A 1-2.5 liter per hour sweat loss in tennis is common. To become rehydrated, it is not enough to drink plain water. Water does not contain the electrolytes our bodies lose through sweat. The electrolytes sodium and chloride are necessary for proper body function and can prevent heat-induced muscle cramps. Adding potassium to your diet (for example, by eating bananas) will not prevent or resolve heat-related muscle cramps.
There are so many individual differences that it is hard to generalize a rehydration plan that will work for every tennis player. Players sweat at varying rates under the same conditions – in part, due to a difference in individual genetics.
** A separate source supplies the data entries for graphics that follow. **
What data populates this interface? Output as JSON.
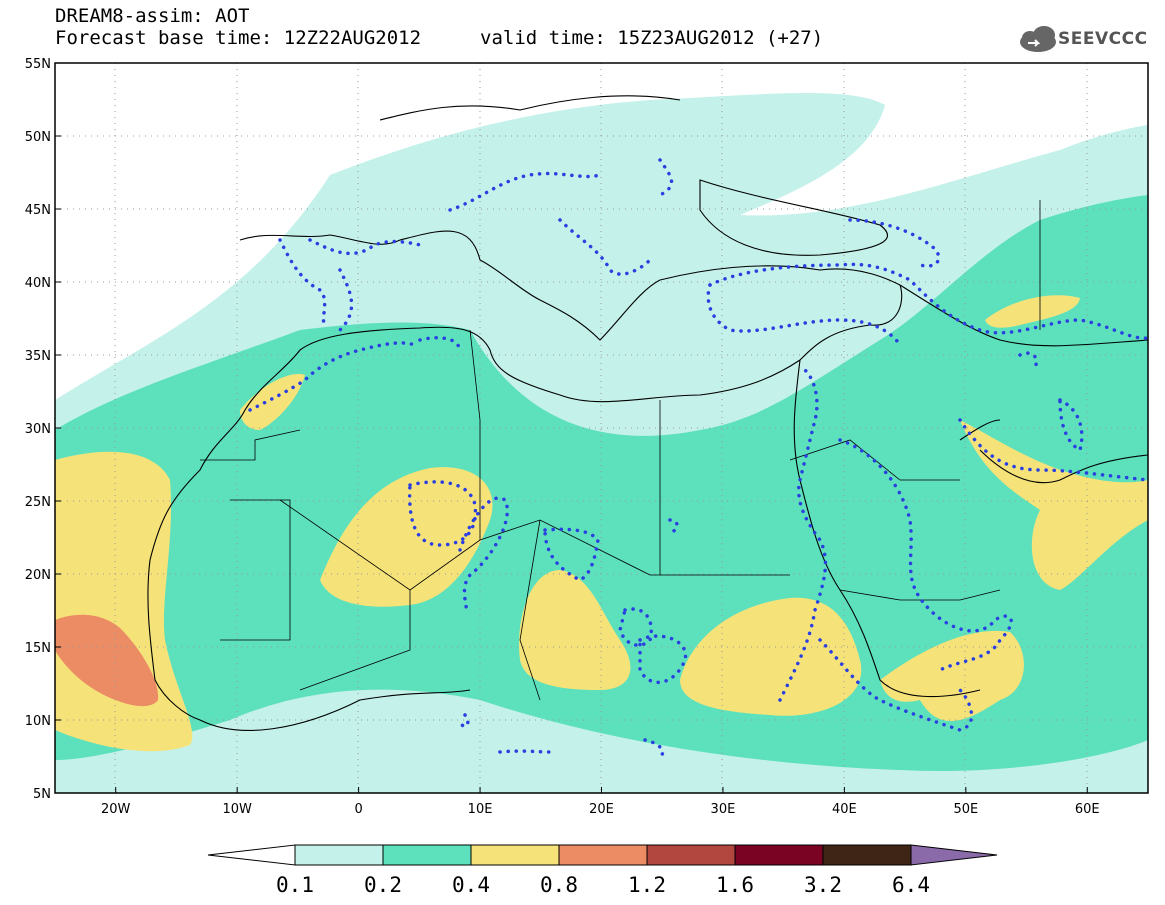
{
  "header": {
    "title": "DREAM8-assim: AOT",
    "base_time": "Forecast base time: 12Z22AUG2012",
    "valid_time": "valid time: 15Z23AUG2012 (+27)",
    "logo_text": "SEEVCCC"
  },
  "map": {
    "variable": "AOT",
    "lat_labels": [
      "55N",
      "50N",
      "45N",
      "40N",
      "35N",
      "30N",
      "25N",
      "20N",
      "15N",
      "10N",
      "5N"
    ],
    "lon_labels": [
      "20W",
      "10W",
      "0",
      "10E",
      "20E",
      "30E",
      "40E",
      "50E",
      "60E"
    ],
    "lat_range": [
      5,
      55
    ],
    "lon_range": [
      -25,
      65
    ],
    "grid": "dotted",
    "dust_contour_color": "#2a3fe0"
  },
  "colorbar": {
    "levels": [
      "0.1",
      "0.2",
      "0.4",
      "0.8",
      "1.2",
      "1.6",
      "3.2",
      "6.4"
    ],
    "colors": [
      "#ffffff",
      "#c4f1ea",
      "#5de0bc",
      "#f5e37a",
      "#eb8c64",
      "#b2473f",
      "#7a0324",
      "#3e2515",
      "#8a6aa8"
    ]
  }
}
Environmental conditions (temperature), length, frequency and intensity of play and how acclimatized you are should all be incorporated into your rehydration plan.
Our favorite hydration method is:
#1. High Quality Filtered Water with a High Quality Electrolyte Mix.
And when I can’t do that -
#2. Sports Drinks that DO NOT have artificial sweetners, high sugars, or Corn Syrup AND cut them at least by 1/3 with High Quality Filtered Water.
Never drink non-filtered water or use non-filtered Ice, the chemicals founds in the local water supplies reeks havoc on your hydration.
God Bless – have a GREAT Summer and as always let me know if there is ever anything I can do to help.